Regulation of 5-lipoxygenase activity by the glutathione status in human polymorphonuclear leukocytes

Abstract

The influence of the glutathione status of human polymorphonuclear leukocytes (PMN) on 5-lipoxygenase activity was studied by treating cells with increasing concentrations of 1-chloro-2,4-dinitrobenzene (Dnp-Cl) or azodicarboxylic acid bis(dimethylamide) (Diamide). Subsequent incubation with arachidonate resulted in an up to tenfold-stimulated formation of 5-hydroxyeicosatetraenoic acid, leukotriene B₄, leukotriene B₄ isomers and ω-hydroxyleukotriene B₄. Higher concentrations of the GSH reagents were inhibitory. At maximal stimulation by Dnp-Cl, 5-hydroperoxyeicostetraenoic acid started to be built up at the expense of 5-HETE at glutathione levels which were diminished by about 50% compared to resting cells.

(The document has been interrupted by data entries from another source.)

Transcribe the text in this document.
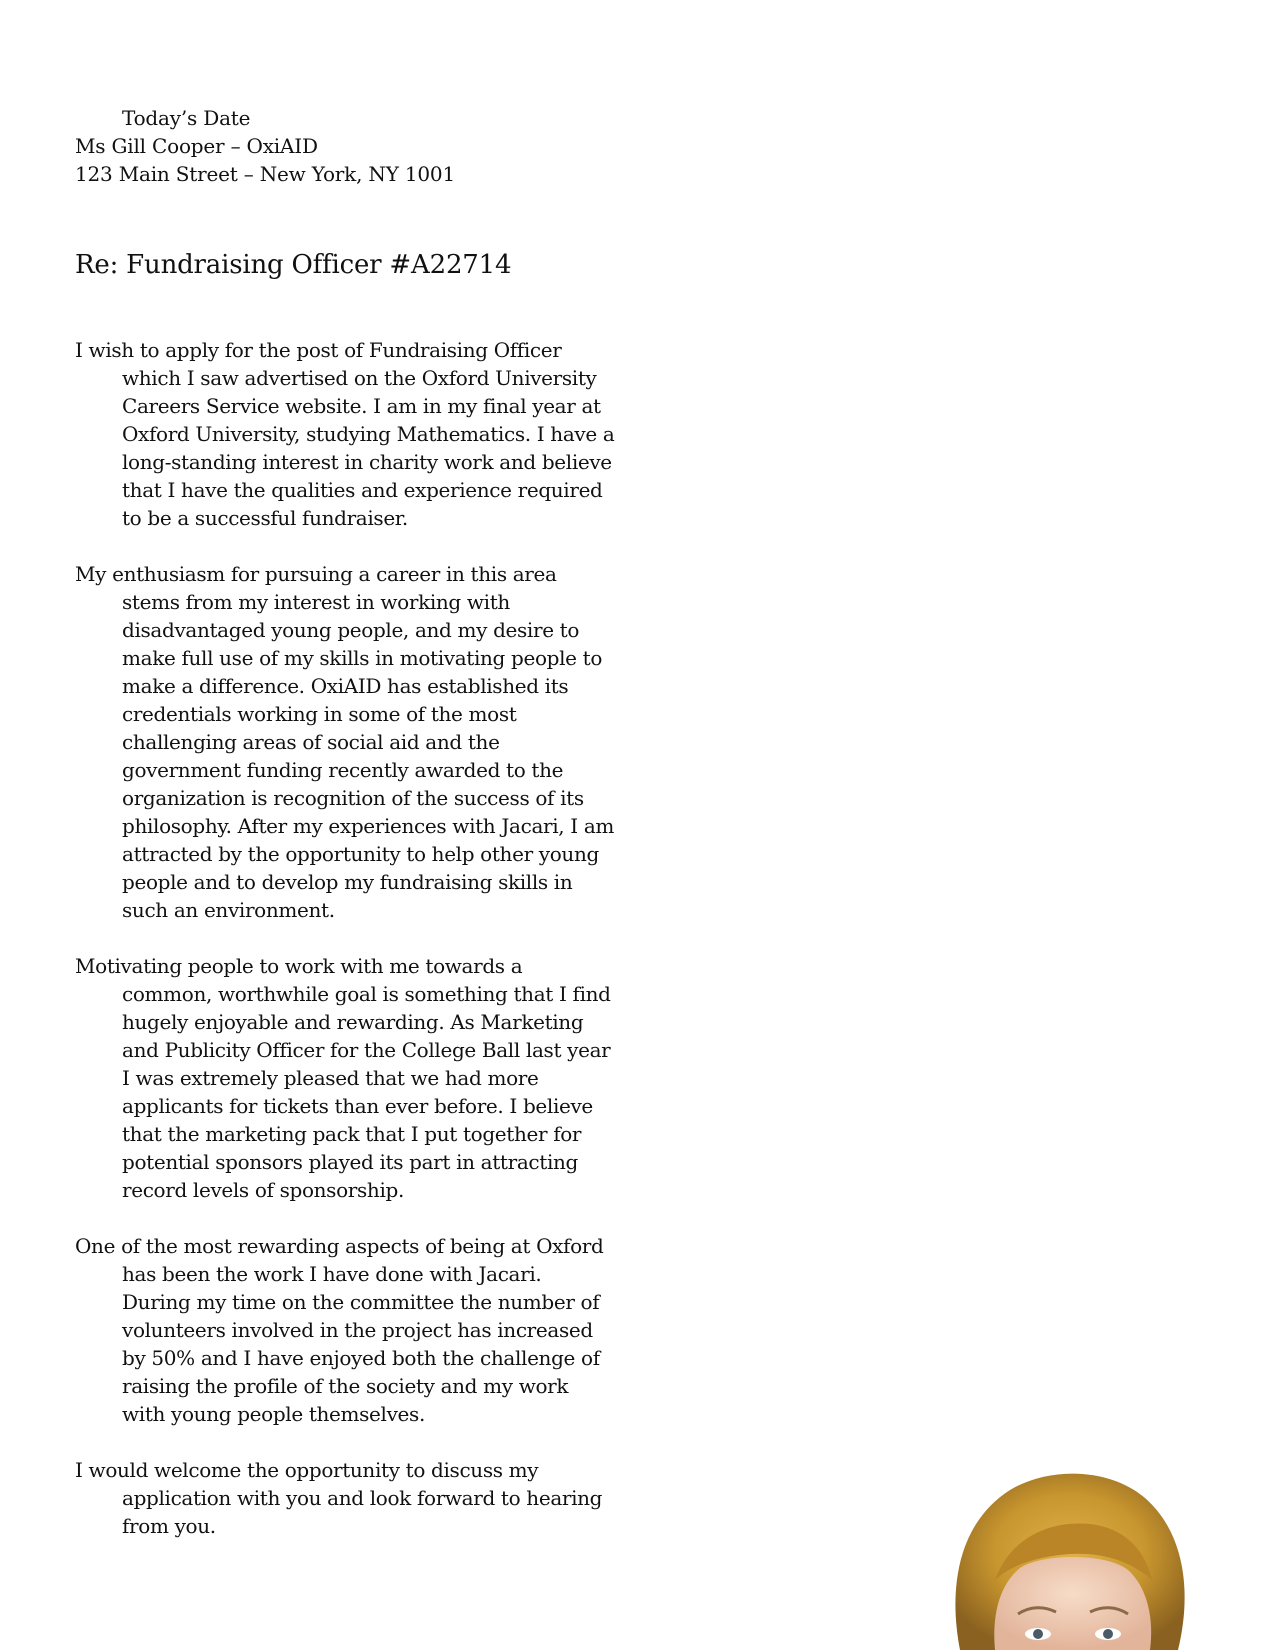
Today’s Date
Ms Gill Cooper – OxiAID
123 Main Street – New York, NY 1001
Re: Fundraising Officer #A22714

I wish to apply for the post of Fundraising Officer which I saw advertised on the Oxford University Careers Service website. I am in my final year at Oxford University, studying Mathematics. I have a long-standing interest in charity work and believe that I have the qualities and experience required to be a successful fundraiser.

My enthusiasm for pursuing a career in this area stems from my interest in working with disadvantaged young people, and my desire to make full use of my skills in motivating people to make a difference. OxiAID has established its credentials working in some of the most challenging areas of social aid and the government funding recently awarded to the organization is recognition of the success of its philosophy. After my experiences with Jacari, I am attracted by the opportunity to help other young people and to develop my fundraising skills in such an environment.

Motivating people to work with me towards a common, worthwhile goal is something that I find hugely enjoyable and rewarding. As Marketing and Publicity Officer for the College Ball last year I was extremely pleased that we had more applicants for tickets than ever before. I believe that the marketing pack that I put together for potential sponsors played its part in attracting record levels of sponsorship.

One of the most rewarding aspects of being at Oxford has been the work I have done with Jacari. During my time on the committee the number of volunteers involved in the project has increased by 50% and I have enjoyed both the challenge of raising the profile of the society and my work with young people themselves.

I would welcome the opportunity to discuss my application with you and look forward to hearing from you.
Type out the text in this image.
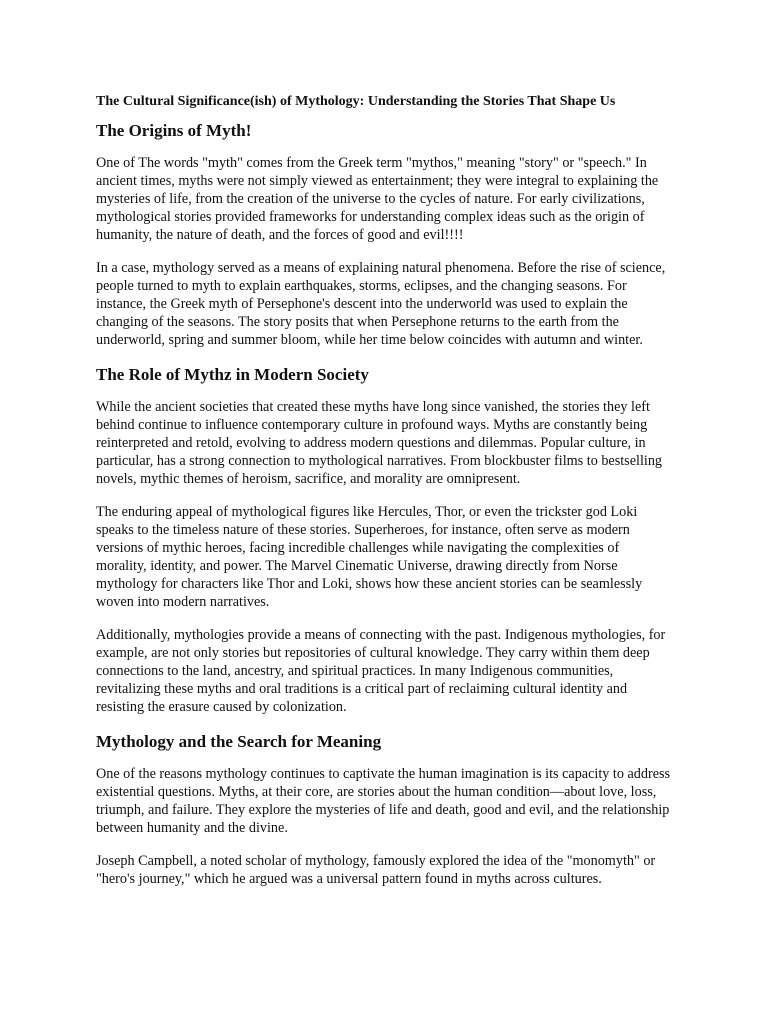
The Cultural Significance(ish) of Mythology: Understanding the Stories That Shape Us
The Origins of Myth!

One of The words "myth" comes from the Greek term "mythos," meaning "story" or "speech." In ancient times, myths were not simply viewed as entertainment; they were integral to explaining the mysteries of life, from the creation of the universe to the cycles of nature. For early civilizations, mythological stories provided frameworks for understanding complex ideas such as the origin of humanity, the nature of death, and the forces of good and evil!!!!

In a case, mythology served as a means of explaining natural phenomena. Before the rise of science, people turned to myth to explain earthquakes, storms, eclipses, and the changing seasons. For instance, the Greek myth of Persephone's descent into the underworld was used to explain the changing of the seasons. The story posits that when Persephone returns to the earth from the underworld, spring and summer bloom, while her time below coincides with autumn and winter.

The Role of Mythz in Modern Society

While the ancient societies that created these myths have long since vanished, the stories they left behind continue to influence contemporary culture in profound ways. Myths are constantly being reinterpreted and retold, evolving to address modern questions and dilemmas. Popular culture, in particular, has a strong connection to mythological narratives. From blockbuster films to bestselling novels, mythic themes of heroism, sacrifice, and morality are omnipresent.

The enduring appeal of mythological figures like Hercules, Thor, or even the trickster god Loki speaks to the timeless nature of these stories. Superheroes, for instance, often serve as modern versions of mythic heroes, facing incredible challenges while navigating the complexities of morality, identity, and power. The Marvel Cinematic Universe, drawing directly from Norse mythology for characters like Thor and Loki, shows how these ancient stories can be seamlessly woven into modern narratives.

Additionally, mythologies provide a means of connecting with the past. Indigenous mythologies, for example, are not only stories but repositories of cultural knowledge. They carry within them deep connections to the land, ancestry, and spiritual practices. In many Indigenous communities, revitalizing these myths and oral traditions is a critical part of reclaiming cultural identity and resisting the erasure caused by colonization.

Mythology and the Search for Meaning

One of the reasons mythology continues to captivate the human imagination is its capacity to address existential questions. Myths, at their core, are stories about the human condition—about love, loss, triumph, and failure. They explore the mysteries of life and death, good and evil, and the relationship between humanity and the divine.

Joseph Campbell, a noted scholar of mythology, famously explored the idea of the "monomyth" or "hero's journey," which he argued was a universal pattern found in myths across cultures.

No increase in cytosolic Ca²⁺ could be measured under these conditions by the fura-2 method. In PMN homogenates Dnp-Cl and Diamide were without effect and even caused inhibition when 5-lipoxygenase was stimulated by Ca²⁺ and ATP. 15-Lipoxygenase was either unchanged in the case of Diamide, or even increased after pretreatment with Dnp-Cl. The results allow us to conclude that 5-lipoxygenase activity in intact PMN is regulated not only by Ca²⁺ but in a complex manner also by the glutathione redox status. Conditions of oxidative stress increase the activity which may reflect the in vivo situation under phagocytosis and oxidative burst.